For clothing, camping gear... I like www.steepandcheap.com. It's the outlet store for Backcountry.com Most everything they sell is top quality and pricing is normally about 50% off or more. _They use this site to sell off-season or year-old merchandise when a new model comes out.

_The Bargain Cave at www.cabelas.com also has some good deals if you look for them.

www.Woot.com is a good site that has some stuff but it's for household, garage...

*Be advised that each site I listed changes their listings either daily (Woot), every 3 days (steepandcheap) and approx weekly (Cabela's bargain cave) so you need to check in to see what's new.*


----------



## Genevieve (Sep 21, 2009)

SouthCentralUS said:


> Where does everyone buy bulk spices? I have been looking for bulk mustard seed.

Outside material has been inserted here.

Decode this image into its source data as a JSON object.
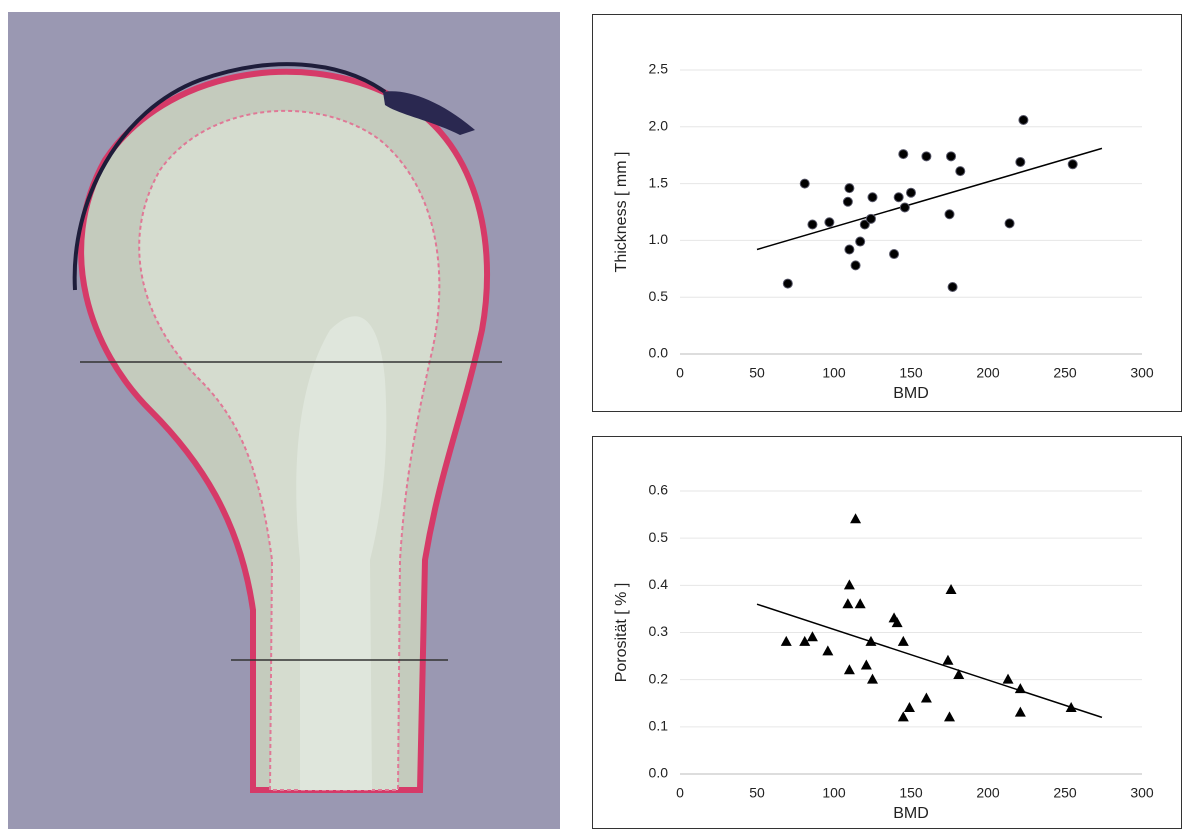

have you tried looking for some Mennonite or Amish stores in your area? I've found the mustard seeds and other spices and such at real good prices on the 20oz containers. here are some sites to check out:

http://www.myspicer.com/
http://wholespice.com/
http://www.bulkfoods.com/content/51-categories
http://www.herbco.com/
http://www.americanspice.com/?_ssess_=18286390009869d2b34f34e31e123ac0

those are the ones I have in my bookmarks

as for equipment we usually find the things we need at military surplus, pawn shops and gun shows. and one local gun shop has started to carry survival related items here.
we did manage to find some new coleman cots at the goodwill once for real cheap ( have no idea why someone would get rid of them) but otherwise we don't find much there. we don't do yardsales. PIA all the stopping and starting. flea markets around here suck. same crap with the same vendors.
I myself am not brand loyal lol so I have no "favorites"( except beer. there I'm a Linenkugle girl thru and thru). where ever I can get the best bargan for what I want I go with.


----------



## Idaholady (Apr 24, 2010)

I've bought a few items from Honeyville.com and emergency essentials. I have a few items from Thrive as well. And for spices; I've used American Spice Company. I've never had any problems with any of the above companies.


----------



## HardCider (Dec 13, 2013)

I like Ruger and Remington. Like said above the local Amish stores have great bulk spices. I like Southern Exposure Seed Company and Tractor Supply. Gransfors Bruks for hand tools. Lehmans and Wally World for household goods. Memphis net and twine for fishing and F&T for trapping gear. Barter or make everything else


----------



## mojo4 (Feb 19, 2012)

If you need long term storable food look up your local Mormon church. One of their basic beliefs is to have a year supply of food. They usually have a local bishops store house that they will sell and you don't have to be a member. The prices are lower than any place else since it's not a business venture.


----------



## White_Sands (Dec 1, 2012)

Hmmm, good information. Thank you everyone.


----------